Les traditions du mariage juif comme celui du mariage musulman d’ailleurs, diffèrent selon les régions de Tunisie. Pour en savoir plus, nous avons rencontré  Gilles Jacob Lellouche qui nous a guidés dans ce voyage à travers les traditions juives tunisienne.

Le Shidoukh : la première rencontre des futurs mariés

Le shidoukh est une étape primordiale du mariage, c’est la rencontre des futurs mariés, généralement vers l’âge de 18 ans. Elle se passe généralement en familles, parfois en présence d’amis également. Théoriquement, c’est la rencontre qui précède les fiançailles et le mariage. Lors du Shidoukh, le couple passe du temps ensemble pour  mieux se connaître, ensuite, les préparatifs pour les fiançailles démarrent. Il faut savoir qu’il est rare que des familles de deux régions différentes s’unissent.

Les fiançailles après le  Shidoukh 

ketouba= contrat de mariage juif

Traditionnellement, les fiançailles ( الخطبة) dans la communauté juive, se passent en famille. A cette occasion, la future belle mère offre à sa future belle fille un de ses bijoux. Un geste qui en dit beaucoup, en effet, la maman montre  ainsi qu’elle accepte que la jeune fille fasse partie de la famille, à travers, un bijou de famille déjà porté  et qui passe ainsi d’une génération à une autre.

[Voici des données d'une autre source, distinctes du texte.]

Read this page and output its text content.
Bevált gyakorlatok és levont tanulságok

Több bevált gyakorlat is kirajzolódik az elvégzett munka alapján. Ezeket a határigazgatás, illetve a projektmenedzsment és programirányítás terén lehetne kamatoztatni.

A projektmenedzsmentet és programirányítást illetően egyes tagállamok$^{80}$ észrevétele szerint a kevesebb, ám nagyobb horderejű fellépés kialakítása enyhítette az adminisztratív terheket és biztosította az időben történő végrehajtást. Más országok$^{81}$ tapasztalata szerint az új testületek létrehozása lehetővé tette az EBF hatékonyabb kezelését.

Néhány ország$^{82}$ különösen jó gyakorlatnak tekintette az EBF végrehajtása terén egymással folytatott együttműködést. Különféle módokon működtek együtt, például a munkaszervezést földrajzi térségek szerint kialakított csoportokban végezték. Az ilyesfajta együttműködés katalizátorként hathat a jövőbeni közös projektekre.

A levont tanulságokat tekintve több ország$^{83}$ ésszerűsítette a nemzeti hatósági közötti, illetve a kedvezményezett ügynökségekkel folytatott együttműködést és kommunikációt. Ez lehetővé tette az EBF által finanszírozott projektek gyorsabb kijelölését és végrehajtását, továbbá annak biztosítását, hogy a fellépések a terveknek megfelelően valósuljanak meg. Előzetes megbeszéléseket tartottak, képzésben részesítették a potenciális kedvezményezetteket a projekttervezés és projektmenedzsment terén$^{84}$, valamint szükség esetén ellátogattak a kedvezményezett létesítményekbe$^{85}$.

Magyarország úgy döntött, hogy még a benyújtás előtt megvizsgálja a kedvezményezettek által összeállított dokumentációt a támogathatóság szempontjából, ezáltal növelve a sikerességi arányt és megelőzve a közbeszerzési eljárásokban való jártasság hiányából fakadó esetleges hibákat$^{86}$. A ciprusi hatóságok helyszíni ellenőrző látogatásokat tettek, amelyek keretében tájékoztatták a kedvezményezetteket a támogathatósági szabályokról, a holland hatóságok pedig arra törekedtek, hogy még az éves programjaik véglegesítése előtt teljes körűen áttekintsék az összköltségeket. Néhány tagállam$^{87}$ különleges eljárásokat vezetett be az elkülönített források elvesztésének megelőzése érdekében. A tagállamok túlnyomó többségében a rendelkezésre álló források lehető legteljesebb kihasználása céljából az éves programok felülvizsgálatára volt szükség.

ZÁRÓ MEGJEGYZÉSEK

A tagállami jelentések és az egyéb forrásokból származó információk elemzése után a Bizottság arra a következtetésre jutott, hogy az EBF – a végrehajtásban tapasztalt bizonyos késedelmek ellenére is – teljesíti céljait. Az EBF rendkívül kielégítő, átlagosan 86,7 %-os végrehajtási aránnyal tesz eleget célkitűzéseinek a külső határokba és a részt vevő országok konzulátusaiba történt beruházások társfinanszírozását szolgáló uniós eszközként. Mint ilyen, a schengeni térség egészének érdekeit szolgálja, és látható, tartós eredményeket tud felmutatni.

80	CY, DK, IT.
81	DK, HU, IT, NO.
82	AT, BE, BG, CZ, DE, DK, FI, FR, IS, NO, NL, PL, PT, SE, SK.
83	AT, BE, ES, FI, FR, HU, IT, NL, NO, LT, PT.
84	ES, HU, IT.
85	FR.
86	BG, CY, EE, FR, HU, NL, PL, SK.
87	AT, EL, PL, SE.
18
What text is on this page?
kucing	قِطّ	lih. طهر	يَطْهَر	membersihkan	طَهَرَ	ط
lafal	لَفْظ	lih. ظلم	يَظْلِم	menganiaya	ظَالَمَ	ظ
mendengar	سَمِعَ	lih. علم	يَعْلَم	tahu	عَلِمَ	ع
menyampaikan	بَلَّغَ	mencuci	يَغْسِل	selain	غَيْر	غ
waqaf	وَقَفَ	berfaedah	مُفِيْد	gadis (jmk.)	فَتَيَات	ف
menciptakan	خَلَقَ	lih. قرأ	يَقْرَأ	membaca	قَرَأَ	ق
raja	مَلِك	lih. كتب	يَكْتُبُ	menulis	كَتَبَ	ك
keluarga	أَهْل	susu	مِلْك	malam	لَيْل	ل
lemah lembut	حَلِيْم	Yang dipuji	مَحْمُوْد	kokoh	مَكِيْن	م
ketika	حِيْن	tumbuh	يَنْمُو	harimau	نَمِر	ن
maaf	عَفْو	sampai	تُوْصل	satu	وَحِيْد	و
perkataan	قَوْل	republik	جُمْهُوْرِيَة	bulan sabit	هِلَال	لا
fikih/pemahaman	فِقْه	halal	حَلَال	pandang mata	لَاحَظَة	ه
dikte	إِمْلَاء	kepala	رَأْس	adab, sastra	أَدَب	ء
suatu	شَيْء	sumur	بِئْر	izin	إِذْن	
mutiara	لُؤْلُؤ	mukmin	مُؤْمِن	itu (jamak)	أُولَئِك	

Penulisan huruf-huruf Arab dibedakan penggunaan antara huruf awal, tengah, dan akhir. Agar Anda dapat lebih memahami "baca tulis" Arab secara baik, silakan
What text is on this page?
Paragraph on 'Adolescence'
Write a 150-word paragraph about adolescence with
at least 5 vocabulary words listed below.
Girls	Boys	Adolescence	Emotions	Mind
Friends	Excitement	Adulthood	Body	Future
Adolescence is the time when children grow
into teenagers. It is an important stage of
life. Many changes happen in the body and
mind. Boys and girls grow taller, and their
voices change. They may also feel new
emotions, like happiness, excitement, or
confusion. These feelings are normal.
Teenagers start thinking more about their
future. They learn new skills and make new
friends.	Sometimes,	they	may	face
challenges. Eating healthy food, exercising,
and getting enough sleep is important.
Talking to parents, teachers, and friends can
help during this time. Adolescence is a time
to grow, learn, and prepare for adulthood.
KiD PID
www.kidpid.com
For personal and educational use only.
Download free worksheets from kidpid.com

Pendant cette cérémonie, les familles fixent la date du mariage et comme dans toutes les familles tunisiennes discutent la liste des invités, le choix de la salle des fêtes,  de la ville, de la synagogue…

La hénna

La célébration de la henna dans la communauté juive du nord est mixte, les hommes et les femmes fêtent l’évènement ensemble. La future mariée porte le costume traditionnel, généralement rouge. Lors de cette soirée, le futur marié offre à sa promise des produits de beauté et 7 paires de chaussures. Pourquoi  7, tout simplement parce que c’est un chiffre qui dans la Thora est sacré et parce qu’il y a 7 jours dans la semaine. La future mariée, elle, offre à ses amies célibataires des petits cadeaux symboliques. Le couple se fait tatouer à la hénna un petit cercle au creux de la paume. Pour la future mariée,  on y ajoute une pièce d’or , ou un petit bijou afin que cette nouvelle union apporte  la prospérité. Dans la soirée, un dîner à base de poisson est servi ainsi qu’une madfouna et des briks.

Au lendemain de la hénna, c’est le traditionnel hammam, qui à la différence de la tradition arabo-musulmane se fait dans un grand bassin rempli d’eau de pluie ou à défaut d’eau de mer. Ce rituel  a lieu  la veille du jour du mariage. La future mariée plonge toute nue dans cette eau « bénite ».  Les frais de la soirée et du dîner sont supportés par les deux familles.

Le jour J : le mariage religieux

Le mariage religieux se fait dans la synagogue en présence des familles et des amis.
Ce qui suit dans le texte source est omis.